The good news is that the Biden era is showing quite clearly that Democrats have finally realized that the best they can do in America's rural counties is triage. White voters in rural areas have been inundated with right-wing disinformation for decades, and fixing the problem will also take decades, decades that the country doesn't have judging by the near-coup by Trump in 2020. You can't sell your policies to people who think you are literally trying to round them up in camps to kill them. The time to get serious about fighting right-wing propaganda and disinformation was a quarter-century ago.
That ship has sailed, folks. All we can do now is to try to stop the hemorrhaging.
Fixing bridges and roads and schools and providing good jobs in the cities and suburbs doesn't matter in the quarter of the country's population that is rural. The hard reality is in states with 75% or more white votes, losing white voters by 2 to 1 means there's no way you can win. Some triage is necessary, but the GOP knows that if they can keep the electorate white and win white voters, it doesn't matter what Black folk like me in a red state want. We literally do not matter politically anymore, and they know it.
If Democrats are going to lose these areas by 50 points, the best they can do is try to only lose them by 40 and accept that. They're not going to listen. We're dealing with people lost to the Years of Trump and Rage, parading around their vaccine refusal, ripping people's masks off and spitting in people's faces to try to infect them, screaming bloody murder at restaurant servers and checkout cashiers, disrupting school board and city council meetings, and running over protesters with their vehicles.
We still need to provide folks out here with better infrastructure. Better roads, schools, bridges, broadband internet access, water, clean air. They're Americans too and we took a big step towards that over the weekend.
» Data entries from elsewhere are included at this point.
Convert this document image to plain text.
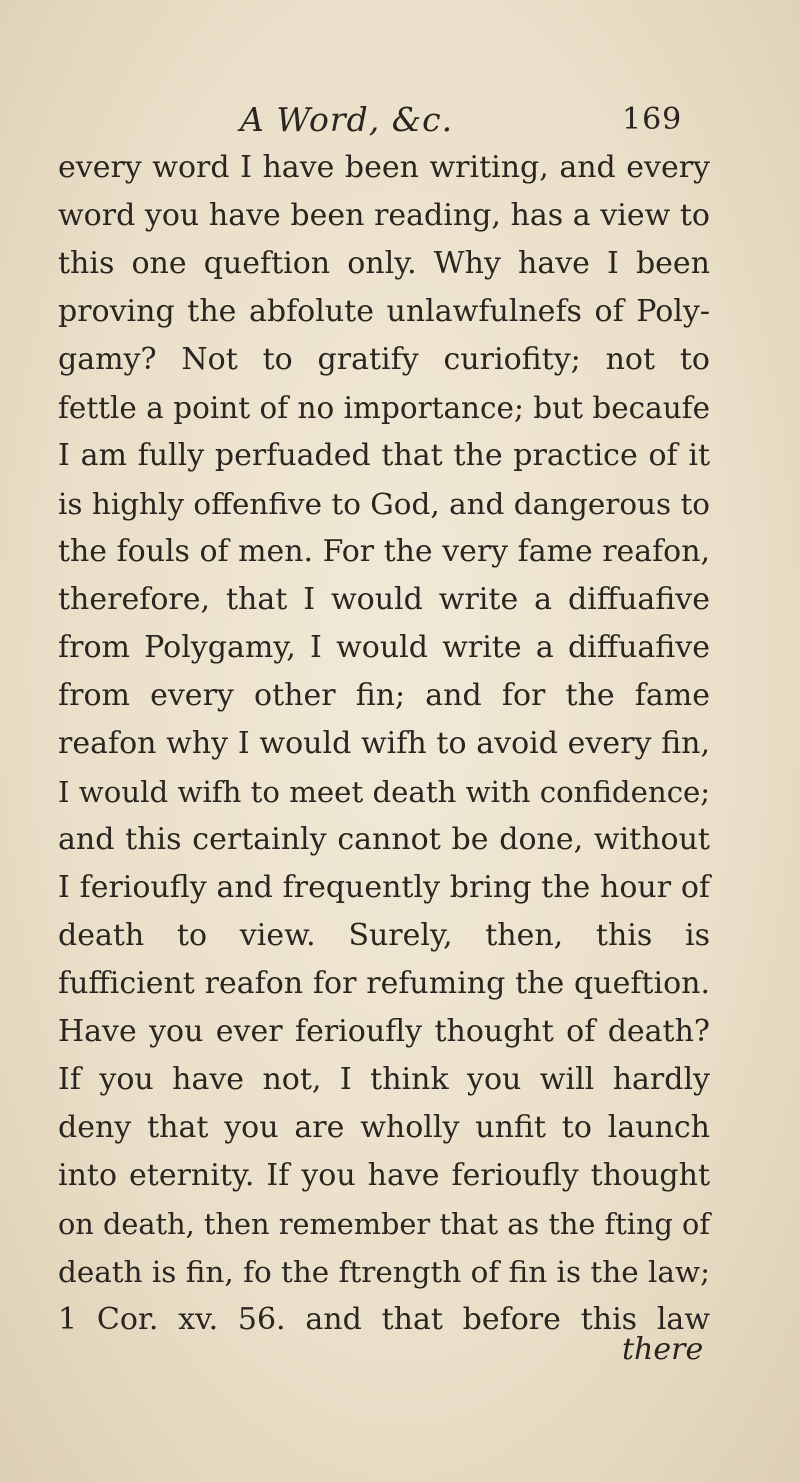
A Word, &c.	169
every word I have been writing, and every
word you have been reading, has a view to
this one queftion only. Why have I been
proving the abfolute unlawfulnefs of Poly-
gamy? Not to gratify curiofity; not to
fettle a point of no importance; but becaufe
I am fully perfuaded that the practice of it
is highly offenfive to God, and dangerous to
the fouls of men. For the very fame reafon,
therefore, that I would write a diffuafive
from Polygamy, I would write a diffuafive
from every other fin; and for the fame
reafon why I would wifh to avoid every fin,
I would wifh to meet death with confidence;
and this certainly cannot be done, without
I ferioufly and frequently bring the hour of
death to view. Surely, then, this is
fufficient reafon for refuming the queftion.
Have you ever ferioufly thought of death?
If you have not, I think you will hardly
deny that you are wholly unfit to launch
into eternity. If you have ferioufly thought
on death, then remember that as the fting of
death is fin, fo the ftrength of fin is the law;
1 Cor. xv. 56. and that before this law
there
But we have to try to save the rest of us too. There are people who will never vote for the Democratic party, and at this point, it's time to try to turn out the people you have some chance with instead of chasing the zero percent rage junkies. We have to because if we don't, the alternative is near-permanent GOP authoritarian rule.
Democrats needs to continue to make policies to help everyone, but don't expect some of them to vote for you. There's nothing you can do at this point other than turning out people who will listen and to give them a reason to show up.
And those folks don't live in places like Bath County, Virginia.
Finally, the real lesson here is that Trumpism without Trump is now far more dangerous in 2021 than Trumpism with Trump in 2020. Dems need to counter with actions, with turnout, and with going after the right-wing noise machine that made all this possible.
Or it will be too late for us in only a few short years.